The sort is stable, which means that elements with equal sort keys maintain
their relative order. It takes the following optional keyword arguments:
The argument @var{predicate} must be a function that accepts two
arguments. It is called with two elements of @var{sequence}. To get an
increasing order sort, the @var{predicate} should return non-@code{nil} if the
first element is ``less'' than the second, or @code{nil} if not.
@table @asis
@item :key @var{keyfunc}
Use @var{keyfunc}, a function that takes a single element from
@var{sequence} and returns its key value, to generate the keys used in
comparison. If this argument is absent or if @var{keyfunc} is
@code{nil} then @code{identity} is assumed; that is, the elements
themselves are used as sorting keys.
The comparison function @var{predicate} must give reliable results for
any given pair of arguments, at least within a single call to
@code{sort}. It must be @dfn{antisymmetric}; that is, if @var{a} is
less than @var{b}, @var{b} must not be less than @var{a}. It must be
@dfn{transitive}---that is, if @var{a} is less than @var{b}, and @var{b}
is less than @var{c}, then @var{a} must be less than @var{c}. If you
use a comparison function which does not meet these requirements, the
result of @code{sort} is unpredictable.
@item :lessp @var{predicate}
Use @var{predicate} to order the keys. @var{predicate} is a function
that takes two sort keys as arguments and returns non-@code{nil} if the
first should come before the second. If this argument is absent or
@var{predicate} is @code{nil}, then @code{value<} is used, which
is applicable to many different Lisp types and generally sorts in
ascending order (@pxref{definition of value<}).
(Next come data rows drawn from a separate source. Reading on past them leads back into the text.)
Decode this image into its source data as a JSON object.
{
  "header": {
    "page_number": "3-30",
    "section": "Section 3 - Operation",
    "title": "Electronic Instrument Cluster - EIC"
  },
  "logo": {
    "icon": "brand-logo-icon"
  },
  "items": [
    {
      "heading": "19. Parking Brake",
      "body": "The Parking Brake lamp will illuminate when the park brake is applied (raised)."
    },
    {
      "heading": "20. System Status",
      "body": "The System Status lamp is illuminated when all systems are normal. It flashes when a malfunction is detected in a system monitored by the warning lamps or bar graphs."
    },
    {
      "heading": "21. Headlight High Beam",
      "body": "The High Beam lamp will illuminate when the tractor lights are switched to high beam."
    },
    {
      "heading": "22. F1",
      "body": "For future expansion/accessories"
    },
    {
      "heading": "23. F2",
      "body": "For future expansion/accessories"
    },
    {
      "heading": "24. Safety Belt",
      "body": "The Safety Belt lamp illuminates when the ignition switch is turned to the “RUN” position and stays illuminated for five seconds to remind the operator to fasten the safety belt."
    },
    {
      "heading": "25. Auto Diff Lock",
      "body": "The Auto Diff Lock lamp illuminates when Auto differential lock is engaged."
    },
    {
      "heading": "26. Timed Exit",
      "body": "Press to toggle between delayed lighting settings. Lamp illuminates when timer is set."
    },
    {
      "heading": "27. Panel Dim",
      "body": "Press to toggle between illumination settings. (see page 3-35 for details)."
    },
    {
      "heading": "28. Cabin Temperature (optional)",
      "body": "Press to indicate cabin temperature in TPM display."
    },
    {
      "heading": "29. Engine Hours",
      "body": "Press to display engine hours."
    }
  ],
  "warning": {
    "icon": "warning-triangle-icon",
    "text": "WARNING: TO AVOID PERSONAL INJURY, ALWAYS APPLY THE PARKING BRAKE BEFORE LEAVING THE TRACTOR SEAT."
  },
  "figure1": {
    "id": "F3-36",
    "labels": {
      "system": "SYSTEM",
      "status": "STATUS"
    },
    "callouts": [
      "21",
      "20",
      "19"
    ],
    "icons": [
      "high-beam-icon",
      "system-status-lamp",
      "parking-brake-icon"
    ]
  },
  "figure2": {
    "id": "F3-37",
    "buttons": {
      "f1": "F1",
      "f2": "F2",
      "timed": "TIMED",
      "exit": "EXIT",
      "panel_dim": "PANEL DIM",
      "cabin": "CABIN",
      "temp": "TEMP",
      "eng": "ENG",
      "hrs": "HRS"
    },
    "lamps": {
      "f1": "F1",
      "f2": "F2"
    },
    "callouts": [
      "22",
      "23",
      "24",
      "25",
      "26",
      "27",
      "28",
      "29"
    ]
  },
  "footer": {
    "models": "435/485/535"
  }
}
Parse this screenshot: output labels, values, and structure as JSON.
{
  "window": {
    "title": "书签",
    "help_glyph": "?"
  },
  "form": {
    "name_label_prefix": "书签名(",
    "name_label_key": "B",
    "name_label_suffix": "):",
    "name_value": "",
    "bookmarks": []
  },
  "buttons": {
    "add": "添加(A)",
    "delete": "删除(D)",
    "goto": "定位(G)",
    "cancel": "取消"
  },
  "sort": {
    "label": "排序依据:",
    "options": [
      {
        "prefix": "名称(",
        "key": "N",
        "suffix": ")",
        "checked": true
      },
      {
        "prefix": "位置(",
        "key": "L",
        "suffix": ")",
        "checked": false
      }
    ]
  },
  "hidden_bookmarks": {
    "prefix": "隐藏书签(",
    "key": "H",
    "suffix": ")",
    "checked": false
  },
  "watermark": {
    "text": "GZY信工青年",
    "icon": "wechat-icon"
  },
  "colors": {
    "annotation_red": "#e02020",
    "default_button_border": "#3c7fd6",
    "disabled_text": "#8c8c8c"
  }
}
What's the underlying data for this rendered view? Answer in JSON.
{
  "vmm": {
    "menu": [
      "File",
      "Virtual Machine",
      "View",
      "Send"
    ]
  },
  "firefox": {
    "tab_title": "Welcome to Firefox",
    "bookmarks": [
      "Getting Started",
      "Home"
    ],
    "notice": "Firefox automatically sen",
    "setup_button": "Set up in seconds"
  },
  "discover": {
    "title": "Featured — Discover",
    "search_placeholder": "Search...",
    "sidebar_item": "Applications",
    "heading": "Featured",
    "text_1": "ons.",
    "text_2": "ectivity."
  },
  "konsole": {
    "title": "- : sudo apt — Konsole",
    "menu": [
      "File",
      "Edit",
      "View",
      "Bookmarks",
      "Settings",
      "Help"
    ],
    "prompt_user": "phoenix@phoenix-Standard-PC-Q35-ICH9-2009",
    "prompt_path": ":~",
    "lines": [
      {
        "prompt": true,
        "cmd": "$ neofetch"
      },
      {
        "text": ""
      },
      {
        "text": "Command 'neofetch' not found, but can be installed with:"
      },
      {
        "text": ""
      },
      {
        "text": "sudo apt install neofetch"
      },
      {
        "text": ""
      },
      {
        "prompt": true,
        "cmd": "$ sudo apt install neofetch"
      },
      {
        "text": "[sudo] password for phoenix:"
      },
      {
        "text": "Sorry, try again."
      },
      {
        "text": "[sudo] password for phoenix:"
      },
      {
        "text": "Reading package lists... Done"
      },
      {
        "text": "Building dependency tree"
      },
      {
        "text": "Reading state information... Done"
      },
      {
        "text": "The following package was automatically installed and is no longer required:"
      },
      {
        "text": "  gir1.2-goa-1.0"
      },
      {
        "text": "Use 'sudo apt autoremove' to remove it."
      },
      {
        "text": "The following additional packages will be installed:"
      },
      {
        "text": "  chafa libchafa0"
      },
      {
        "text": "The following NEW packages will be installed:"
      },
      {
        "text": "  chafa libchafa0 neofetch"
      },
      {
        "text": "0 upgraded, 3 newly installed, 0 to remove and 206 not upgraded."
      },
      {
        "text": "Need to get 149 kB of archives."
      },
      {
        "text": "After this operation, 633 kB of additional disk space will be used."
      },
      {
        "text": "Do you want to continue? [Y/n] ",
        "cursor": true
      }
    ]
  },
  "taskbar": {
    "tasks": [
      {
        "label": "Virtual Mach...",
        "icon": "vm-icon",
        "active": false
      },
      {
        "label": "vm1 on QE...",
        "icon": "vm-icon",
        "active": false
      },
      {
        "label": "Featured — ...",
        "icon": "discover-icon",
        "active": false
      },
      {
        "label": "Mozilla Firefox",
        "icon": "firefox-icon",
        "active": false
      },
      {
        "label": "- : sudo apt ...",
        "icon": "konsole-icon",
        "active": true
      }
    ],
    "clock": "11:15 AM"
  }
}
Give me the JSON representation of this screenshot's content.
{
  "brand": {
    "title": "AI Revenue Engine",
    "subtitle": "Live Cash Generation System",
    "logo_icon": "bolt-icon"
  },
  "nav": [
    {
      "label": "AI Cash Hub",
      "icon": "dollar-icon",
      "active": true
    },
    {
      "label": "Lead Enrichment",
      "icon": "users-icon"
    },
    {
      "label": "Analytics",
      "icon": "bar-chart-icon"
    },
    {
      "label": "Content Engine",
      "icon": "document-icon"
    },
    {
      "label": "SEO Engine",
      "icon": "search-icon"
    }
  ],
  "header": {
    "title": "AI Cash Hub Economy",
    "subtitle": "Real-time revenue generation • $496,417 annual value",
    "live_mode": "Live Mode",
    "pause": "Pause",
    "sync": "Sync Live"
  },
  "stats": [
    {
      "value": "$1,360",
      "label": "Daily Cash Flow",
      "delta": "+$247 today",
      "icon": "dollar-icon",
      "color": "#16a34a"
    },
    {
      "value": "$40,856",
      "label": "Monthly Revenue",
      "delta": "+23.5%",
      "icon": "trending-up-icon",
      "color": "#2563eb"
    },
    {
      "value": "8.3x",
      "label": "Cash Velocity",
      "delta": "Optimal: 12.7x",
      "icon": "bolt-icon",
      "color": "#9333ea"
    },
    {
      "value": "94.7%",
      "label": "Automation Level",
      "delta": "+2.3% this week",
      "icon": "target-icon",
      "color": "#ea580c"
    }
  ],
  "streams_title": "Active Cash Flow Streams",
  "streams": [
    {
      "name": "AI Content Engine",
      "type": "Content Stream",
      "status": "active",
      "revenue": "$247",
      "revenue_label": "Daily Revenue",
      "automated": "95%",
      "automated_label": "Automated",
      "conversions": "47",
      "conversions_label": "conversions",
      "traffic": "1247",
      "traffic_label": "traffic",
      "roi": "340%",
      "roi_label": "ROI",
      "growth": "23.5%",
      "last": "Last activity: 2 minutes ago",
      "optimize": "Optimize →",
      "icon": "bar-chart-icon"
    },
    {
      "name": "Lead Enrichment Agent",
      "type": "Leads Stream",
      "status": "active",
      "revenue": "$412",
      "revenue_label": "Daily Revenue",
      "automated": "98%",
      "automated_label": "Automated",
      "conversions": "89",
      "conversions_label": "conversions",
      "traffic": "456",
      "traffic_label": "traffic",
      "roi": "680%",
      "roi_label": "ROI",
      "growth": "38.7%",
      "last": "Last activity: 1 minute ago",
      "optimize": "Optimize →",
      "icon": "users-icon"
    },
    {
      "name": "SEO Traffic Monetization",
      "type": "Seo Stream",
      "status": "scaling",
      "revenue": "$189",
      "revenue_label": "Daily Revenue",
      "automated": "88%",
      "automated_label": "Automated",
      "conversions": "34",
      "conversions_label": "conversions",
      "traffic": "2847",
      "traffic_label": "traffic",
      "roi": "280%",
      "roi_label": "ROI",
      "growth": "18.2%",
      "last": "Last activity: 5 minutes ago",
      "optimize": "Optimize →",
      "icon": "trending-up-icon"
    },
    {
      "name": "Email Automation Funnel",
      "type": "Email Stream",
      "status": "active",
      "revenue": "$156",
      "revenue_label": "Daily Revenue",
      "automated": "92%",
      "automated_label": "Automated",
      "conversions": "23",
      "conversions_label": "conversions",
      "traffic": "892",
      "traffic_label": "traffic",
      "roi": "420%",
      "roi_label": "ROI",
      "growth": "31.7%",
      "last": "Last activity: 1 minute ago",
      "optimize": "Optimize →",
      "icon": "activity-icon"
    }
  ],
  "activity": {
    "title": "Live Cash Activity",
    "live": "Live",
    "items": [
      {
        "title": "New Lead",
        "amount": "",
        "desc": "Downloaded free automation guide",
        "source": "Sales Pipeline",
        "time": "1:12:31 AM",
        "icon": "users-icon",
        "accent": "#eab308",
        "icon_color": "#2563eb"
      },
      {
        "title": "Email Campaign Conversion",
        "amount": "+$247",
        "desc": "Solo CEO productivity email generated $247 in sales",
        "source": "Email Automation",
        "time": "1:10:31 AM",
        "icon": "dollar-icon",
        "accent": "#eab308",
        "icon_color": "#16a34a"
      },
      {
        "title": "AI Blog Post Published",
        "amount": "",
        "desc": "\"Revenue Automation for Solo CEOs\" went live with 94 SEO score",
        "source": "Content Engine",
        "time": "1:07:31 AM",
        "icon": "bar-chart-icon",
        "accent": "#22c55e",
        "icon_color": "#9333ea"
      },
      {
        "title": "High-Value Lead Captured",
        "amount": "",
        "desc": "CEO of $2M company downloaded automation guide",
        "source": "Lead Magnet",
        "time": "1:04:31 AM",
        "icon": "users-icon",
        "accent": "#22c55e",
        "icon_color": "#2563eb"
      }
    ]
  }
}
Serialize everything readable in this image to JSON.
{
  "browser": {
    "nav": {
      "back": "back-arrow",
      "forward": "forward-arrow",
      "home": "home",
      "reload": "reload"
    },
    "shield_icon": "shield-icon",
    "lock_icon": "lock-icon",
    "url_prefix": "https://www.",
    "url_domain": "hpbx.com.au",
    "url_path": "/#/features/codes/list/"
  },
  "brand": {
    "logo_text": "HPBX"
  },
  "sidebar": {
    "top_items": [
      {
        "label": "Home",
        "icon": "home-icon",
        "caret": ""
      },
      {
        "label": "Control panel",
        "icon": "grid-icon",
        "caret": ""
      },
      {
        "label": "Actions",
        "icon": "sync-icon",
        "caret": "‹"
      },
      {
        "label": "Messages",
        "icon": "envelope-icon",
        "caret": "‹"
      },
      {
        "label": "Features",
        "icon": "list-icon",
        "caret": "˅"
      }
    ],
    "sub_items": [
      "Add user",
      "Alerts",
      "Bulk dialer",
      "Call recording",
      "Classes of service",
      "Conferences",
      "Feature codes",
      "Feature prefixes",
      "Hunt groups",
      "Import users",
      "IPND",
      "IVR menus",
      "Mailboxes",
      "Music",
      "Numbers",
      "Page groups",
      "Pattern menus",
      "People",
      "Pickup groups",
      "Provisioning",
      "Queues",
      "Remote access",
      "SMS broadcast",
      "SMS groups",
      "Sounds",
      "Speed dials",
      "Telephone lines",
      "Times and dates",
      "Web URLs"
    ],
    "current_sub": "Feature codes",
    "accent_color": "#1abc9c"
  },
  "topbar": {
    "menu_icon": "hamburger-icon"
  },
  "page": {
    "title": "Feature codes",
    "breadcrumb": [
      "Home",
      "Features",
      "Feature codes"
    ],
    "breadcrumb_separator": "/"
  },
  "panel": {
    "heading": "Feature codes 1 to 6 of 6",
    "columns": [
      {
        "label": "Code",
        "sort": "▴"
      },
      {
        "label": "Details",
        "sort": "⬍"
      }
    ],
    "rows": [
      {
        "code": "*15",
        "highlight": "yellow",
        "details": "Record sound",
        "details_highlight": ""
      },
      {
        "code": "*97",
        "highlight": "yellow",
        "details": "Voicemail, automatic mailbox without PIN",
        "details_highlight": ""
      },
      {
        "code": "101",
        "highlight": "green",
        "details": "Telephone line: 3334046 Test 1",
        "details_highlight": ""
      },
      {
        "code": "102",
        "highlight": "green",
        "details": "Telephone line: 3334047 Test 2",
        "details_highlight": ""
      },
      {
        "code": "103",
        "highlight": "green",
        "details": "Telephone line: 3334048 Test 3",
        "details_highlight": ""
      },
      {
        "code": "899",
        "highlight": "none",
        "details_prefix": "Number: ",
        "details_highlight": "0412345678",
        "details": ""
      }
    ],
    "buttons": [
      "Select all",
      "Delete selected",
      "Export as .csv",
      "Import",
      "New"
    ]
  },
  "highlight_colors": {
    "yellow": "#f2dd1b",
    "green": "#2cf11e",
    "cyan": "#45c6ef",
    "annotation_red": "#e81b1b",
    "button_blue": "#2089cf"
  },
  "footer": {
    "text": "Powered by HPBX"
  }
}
The destructive aspect of @code{sort} for lists is that it reuses the
cons cells forming @var{sequence} by changing their contents, possibly
rearranging them in a different order. This means that the value of
the input list is undefined after sorting; only the list returned by
@code{sort} has a well-defined value. Example:
For consistency, any predicate must obey the following rules:
@itemize @bullet
@item
It must be @dfn{antisymmetric}: it cannot both order @var{a} before
@var{b} and @var{b} before @var{a}.
@item
It must be @dfn{transitive}: if it orders @var{a} before @var{b} and
@var{b} before @var{c}, then it must also order @var{a} before @var{c}.
@end itemize
@item :reverse @var{flag}
If @var{flag} is non-@code{nil}, the sorting order is reversed. With
the default @code{:lessp} predicate this means sorting in descending order.
@item :in-place @var{flag}
If @var{flag} is non-@code{nil}, then @var{sequence} is sorted in-place
(destructively) and returned. If @code{nil}, or if this argument is not
given, a sorted copy of the input is returned and @var{sequence} itself
remains unmodified. In-place sorting is slightly faster, but the
original sequence is lost.
@end table
If the default behaviour is not suitable for your needs, it is usually
easier and faster to supply a new @code{:key} function than a different
@code{:lessp} predicate. For example, consider sorting these strings:
@example
@group
(setq nums (list 2 1 4 3 0))
(sort nums #'<)
@result{} (0 1 2 3 4)
; nums is unpredictable at this point
@end group
(setq numbers '("one" "two" "three" "four" "five" "six"))
(sort numbers)
@result{} ("five" "four" "one" "six" "three" "two")
@end example
Most often we store the result back into the variable that held the
original list:
You can sort the strings by length instead by supplying a different key
function:
@example
(setq nums (sort nums #'<))
(sort numbers :key #'length)
@result{} ("one" "two" "six" "four" "five" "three")
@end example
If you wish to make a sorted copy without destroying the original,
copy it first and then sort:
Note how strings of the same length keep their original order, thanks to
the sorting stability. Now suppose you want to sort by length, but use
the string contents to break ties. The easiest way is to specify a key
function that transforms an element to a value that is sorted this way.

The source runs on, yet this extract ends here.